The crops are fine without my help. There is no need for me anymore.

No one calls for the Barley-Mother anymore. There is no use for me. No use for Demeter.

My daughter stays in the underworld, with her husband. Yet I feel no pain anymore. All feeling has left me with my power.

Her husband has no power over the dead, none of us do. We are all but a step higher than mortals: we are immortal. And sometimes I regret that.

I remember my grief, my sorrow when my daughter was taken from me. She was such a sweet child, flowery, beautiful, innocent. But that all changed. She was taken by my brother, her uncle, to become his wife.

I called for her, over and over. Tears streamed down my cheeks as I searched. But to no avail.

I get her for half the year. But I do believe she is happy with her husband. I grieved over that for a while, yet I learned to accept it.

I see the horses on earth and remember the attempts Poseidon used to woo me.
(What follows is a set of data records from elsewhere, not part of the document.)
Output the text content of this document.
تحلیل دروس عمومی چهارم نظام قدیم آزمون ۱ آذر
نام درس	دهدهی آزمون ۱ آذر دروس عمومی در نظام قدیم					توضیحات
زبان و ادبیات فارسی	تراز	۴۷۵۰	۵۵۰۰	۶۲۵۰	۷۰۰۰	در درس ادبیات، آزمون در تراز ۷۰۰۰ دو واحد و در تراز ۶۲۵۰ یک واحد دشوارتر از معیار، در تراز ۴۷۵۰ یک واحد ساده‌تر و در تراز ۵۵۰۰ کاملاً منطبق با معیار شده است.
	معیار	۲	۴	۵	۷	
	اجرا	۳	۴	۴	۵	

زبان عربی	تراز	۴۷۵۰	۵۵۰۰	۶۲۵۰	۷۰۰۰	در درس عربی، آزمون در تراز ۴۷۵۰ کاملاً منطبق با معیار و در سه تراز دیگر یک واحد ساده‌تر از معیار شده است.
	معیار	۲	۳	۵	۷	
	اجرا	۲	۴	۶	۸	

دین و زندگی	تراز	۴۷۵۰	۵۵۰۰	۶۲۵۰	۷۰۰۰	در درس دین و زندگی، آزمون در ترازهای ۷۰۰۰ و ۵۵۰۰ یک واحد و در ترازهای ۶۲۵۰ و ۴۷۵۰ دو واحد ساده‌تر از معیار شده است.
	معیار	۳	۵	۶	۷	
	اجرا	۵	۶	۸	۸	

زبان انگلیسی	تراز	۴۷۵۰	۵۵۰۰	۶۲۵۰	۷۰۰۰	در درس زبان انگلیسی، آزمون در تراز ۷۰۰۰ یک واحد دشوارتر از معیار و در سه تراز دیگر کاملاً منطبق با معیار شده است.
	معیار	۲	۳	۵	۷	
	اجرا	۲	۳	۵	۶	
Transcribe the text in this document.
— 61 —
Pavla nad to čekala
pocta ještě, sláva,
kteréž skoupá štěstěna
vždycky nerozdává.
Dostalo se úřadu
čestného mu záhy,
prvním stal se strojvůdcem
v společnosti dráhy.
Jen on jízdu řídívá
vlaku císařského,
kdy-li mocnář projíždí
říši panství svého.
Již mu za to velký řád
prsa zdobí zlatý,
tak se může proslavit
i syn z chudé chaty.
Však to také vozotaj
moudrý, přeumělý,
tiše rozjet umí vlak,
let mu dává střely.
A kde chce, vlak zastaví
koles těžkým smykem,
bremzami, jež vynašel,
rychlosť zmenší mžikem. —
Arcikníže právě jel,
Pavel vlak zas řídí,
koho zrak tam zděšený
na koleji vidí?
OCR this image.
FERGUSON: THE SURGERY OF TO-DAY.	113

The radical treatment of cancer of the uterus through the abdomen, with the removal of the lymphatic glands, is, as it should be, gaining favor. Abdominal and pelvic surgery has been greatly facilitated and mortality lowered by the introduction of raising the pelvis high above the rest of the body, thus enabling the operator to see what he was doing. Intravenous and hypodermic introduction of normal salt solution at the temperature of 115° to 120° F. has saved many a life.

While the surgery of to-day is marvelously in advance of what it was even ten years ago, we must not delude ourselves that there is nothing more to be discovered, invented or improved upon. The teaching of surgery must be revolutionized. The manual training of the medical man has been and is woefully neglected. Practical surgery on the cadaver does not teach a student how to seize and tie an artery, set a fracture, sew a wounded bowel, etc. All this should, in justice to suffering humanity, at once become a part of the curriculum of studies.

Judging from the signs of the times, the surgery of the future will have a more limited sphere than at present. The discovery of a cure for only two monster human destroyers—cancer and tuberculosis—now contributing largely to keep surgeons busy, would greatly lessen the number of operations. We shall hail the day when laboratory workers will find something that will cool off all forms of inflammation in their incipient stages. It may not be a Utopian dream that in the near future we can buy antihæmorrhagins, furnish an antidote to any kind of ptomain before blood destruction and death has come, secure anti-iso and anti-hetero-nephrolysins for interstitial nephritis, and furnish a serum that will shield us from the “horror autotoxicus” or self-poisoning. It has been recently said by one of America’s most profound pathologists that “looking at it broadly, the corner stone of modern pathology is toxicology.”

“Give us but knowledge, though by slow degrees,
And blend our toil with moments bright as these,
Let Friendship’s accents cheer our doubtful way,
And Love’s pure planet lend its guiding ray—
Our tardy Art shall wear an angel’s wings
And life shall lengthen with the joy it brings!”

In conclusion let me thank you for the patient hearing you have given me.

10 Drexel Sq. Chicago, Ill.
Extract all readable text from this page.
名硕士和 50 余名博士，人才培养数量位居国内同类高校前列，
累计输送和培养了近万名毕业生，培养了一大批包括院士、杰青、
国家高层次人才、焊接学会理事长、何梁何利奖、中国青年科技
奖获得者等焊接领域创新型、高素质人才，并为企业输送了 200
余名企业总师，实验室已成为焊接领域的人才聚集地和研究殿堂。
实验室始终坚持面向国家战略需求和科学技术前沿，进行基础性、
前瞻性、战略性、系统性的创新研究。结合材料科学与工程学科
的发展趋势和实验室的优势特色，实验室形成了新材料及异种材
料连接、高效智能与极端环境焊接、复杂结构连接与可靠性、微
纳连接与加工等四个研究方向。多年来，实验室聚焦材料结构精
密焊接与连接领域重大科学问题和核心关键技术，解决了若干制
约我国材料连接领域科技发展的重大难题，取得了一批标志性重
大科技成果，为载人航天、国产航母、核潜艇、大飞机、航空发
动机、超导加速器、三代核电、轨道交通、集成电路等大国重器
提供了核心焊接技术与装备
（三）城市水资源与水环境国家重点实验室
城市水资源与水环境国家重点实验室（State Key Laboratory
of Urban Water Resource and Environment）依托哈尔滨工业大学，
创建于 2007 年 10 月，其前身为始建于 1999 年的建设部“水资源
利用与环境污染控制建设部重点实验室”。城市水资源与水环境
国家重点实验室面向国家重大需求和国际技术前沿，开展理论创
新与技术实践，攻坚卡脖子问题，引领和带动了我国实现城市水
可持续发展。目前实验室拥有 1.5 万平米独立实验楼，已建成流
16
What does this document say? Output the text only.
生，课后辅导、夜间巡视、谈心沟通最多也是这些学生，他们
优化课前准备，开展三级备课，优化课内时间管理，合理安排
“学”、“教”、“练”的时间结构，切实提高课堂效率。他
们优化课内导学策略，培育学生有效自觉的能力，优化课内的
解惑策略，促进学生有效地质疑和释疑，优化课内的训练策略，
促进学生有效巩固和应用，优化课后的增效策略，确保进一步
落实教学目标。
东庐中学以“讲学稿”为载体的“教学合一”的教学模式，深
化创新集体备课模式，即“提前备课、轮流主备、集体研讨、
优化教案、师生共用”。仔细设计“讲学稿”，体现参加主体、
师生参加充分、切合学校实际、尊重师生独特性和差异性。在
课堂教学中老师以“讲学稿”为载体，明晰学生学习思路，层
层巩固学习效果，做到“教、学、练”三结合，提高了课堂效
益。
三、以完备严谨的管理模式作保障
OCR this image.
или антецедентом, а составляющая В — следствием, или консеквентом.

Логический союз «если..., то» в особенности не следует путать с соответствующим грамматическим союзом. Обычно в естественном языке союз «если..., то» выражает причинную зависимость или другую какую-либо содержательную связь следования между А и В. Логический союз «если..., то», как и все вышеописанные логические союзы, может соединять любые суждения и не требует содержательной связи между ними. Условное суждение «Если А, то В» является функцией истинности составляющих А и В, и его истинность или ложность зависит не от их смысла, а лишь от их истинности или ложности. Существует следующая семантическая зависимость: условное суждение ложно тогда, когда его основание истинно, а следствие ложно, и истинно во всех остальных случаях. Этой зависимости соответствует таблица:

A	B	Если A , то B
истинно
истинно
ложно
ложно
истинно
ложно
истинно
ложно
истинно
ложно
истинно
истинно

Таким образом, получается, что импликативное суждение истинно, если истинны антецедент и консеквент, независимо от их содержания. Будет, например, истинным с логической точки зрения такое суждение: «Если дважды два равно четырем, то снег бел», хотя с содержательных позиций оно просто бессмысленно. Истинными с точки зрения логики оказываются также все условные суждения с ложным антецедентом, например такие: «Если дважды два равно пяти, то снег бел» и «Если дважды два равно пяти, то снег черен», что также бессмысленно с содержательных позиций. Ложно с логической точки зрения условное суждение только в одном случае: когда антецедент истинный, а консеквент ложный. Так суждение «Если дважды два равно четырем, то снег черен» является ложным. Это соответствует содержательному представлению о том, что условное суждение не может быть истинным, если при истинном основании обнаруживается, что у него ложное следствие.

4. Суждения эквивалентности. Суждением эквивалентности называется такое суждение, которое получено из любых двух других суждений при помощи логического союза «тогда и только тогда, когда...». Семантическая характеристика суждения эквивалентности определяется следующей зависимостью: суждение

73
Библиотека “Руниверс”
How foolish I was then!

He made me the horse, and I treasured them-I treasure them still. He is not a bad god, not a bad brother.

I want my powers back. I do not deny this. I am not good, like Hestia, I used them to exert control over mortals. Yes, I want control.

Mortals think of me as overpowering. I suppose I am. But I do not think of myself as a bad goddess.

It was I who changed the Prince Abas into a lizard. The lizard who became a dragon. A fearsome dragon, defeated by Prince Cadmus, brother of Queen Europa of Crete.

I do not think I was wrong in this. He had mocked me for pursuing my daughter. Has he no respect for a mother's love?

I said my feelings are gone. But slowly they return. Very slowly.

I am ashamed at the way the mortals plant the crops. If only I could help them...but it is just my fantasy, nothing more. I will never regain my powers, and I must learn to accept that. But it is hard. I have lived a goddess the majority of my life, and to be stripped of my powers...

Am I looked upon favorably by mortals? I try to be kind.